In 1821, M. de Tocqueville[38], my brother's brother-in-law, was Prefect of the Moselle. The trees, no thicker than laths, which M. de Tocqueville planted, in 1820, at the gates of Metz now give shade. There is a scale to measure our days by; but man is not like wine, he does not improve when reckoned by vintages. The ancients used to steep roses in their Falernian; when an amphora of a hundred-year-old consulate was uncorked, it perfumed the banquet. The clearest intelligence might be mingled with old years, and no one would be tempted to get tipsy with it.

I had not been a quarter of an hour in the inn at Metz, when behold Baptiste coming in a great state of excitement: mysteriously he drew from his pocket a white paper parcel, containing a seal; M. le Duc de Bordeaux and Mademoiselle had charged him with that seal, telling him to give it me "only on French soil." They had been very anxious the whole night before my departure, fearing lest the jeweller would not have time to finish the work.

The seal has three faces: on one is engraved an anchor; on the second, the two words which Henry said to me at our first interview: "Yes, always!" on the third, the date of my arrival in Prague. The brother and sister begged me to wear the seal "for love of them." The mystery of this present, the order given by the two exiled children to hand me the token of their memory "only on French soil" filled my eyes with tears. The seal shall never leave me; I shall wear it "for love of Louise and Henry."

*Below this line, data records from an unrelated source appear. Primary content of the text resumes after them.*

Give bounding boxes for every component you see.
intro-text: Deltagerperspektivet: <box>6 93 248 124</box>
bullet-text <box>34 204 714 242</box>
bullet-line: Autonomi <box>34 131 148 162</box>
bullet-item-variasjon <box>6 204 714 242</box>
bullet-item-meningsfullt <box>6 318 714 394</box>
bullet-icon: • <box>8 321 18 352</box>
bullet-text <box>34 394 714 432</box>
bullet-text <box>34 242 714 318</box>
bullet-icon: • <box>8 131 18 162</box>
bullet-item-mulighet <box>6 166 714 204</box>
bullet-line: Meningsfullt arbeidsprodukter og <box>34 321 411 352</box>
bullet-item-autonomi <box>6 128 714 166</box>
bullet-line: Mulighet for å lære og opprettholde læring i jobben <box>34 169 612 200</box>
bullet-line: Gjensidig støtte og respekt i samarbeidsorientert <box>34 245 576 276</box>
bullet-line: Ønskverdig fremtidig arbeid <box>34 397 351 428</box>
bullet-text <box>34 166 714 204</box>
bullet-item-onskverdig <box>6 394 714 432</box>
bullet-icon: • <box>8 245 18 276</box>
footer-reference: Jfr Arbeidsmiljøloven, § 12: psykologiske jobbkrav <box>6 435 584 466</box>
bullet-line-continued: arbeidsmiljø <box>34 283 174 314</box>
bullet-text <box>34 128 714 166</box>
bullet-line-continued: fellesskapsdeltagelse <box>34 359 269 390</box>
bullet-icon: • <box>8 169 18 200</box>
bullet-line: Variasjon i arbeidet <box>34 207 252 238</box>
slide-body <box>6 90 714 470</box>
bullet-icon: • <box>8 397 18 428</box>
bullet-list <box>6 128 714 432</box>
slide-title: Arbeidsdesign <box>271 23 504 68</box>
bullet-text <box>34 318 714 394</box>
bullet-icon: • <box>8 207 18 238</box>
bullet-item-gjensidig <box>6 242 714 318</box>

I would have liked to see, at Metz, the house of Fabert[39], the common soldier who became a marshal of France and who received the collar of the Orders, his nobility tracing its origin only to his sword.

The Barbarians our fathers, at Metz, butchered the Romans[40] surprised in the midst of the debauchery of a feast; our soldiers have waltzed, in the monastery of Alcobaça, with the skeleton of Iñez de Castro[41]: sorrows and pleasures, crimes and follies, fourteen centuries separate you and you are all alike completely past. The eternity commenced just now is as old as the eternity dating from the first death, the murder of Abel. Nevertheless, men, during their ephemeral appearance on this globe, persuade themselves that they are leaving some trace behind them: why, good Heaven, yes, every fly has its shadow!

I left Metz and passed through Verdun, where I was so unhappy and where Carrel's lonely friend lives to-day[42]. I skirted the heights of Valmy; I do not care to speak of it any more than of Jemmapes: I should be afraid lest I should find a crown there.

Châlons reminded me of a great weakness of Bonaparte, who banished beauty there[43]. Peace be with Châlons, which tells me that I still have friends!

At Château-Thierry, I found my idol, La Fontaine. It was the hour of the Angelus: Jean's wife was no longer there, and Jean had returned to Madame de La Sablière[44].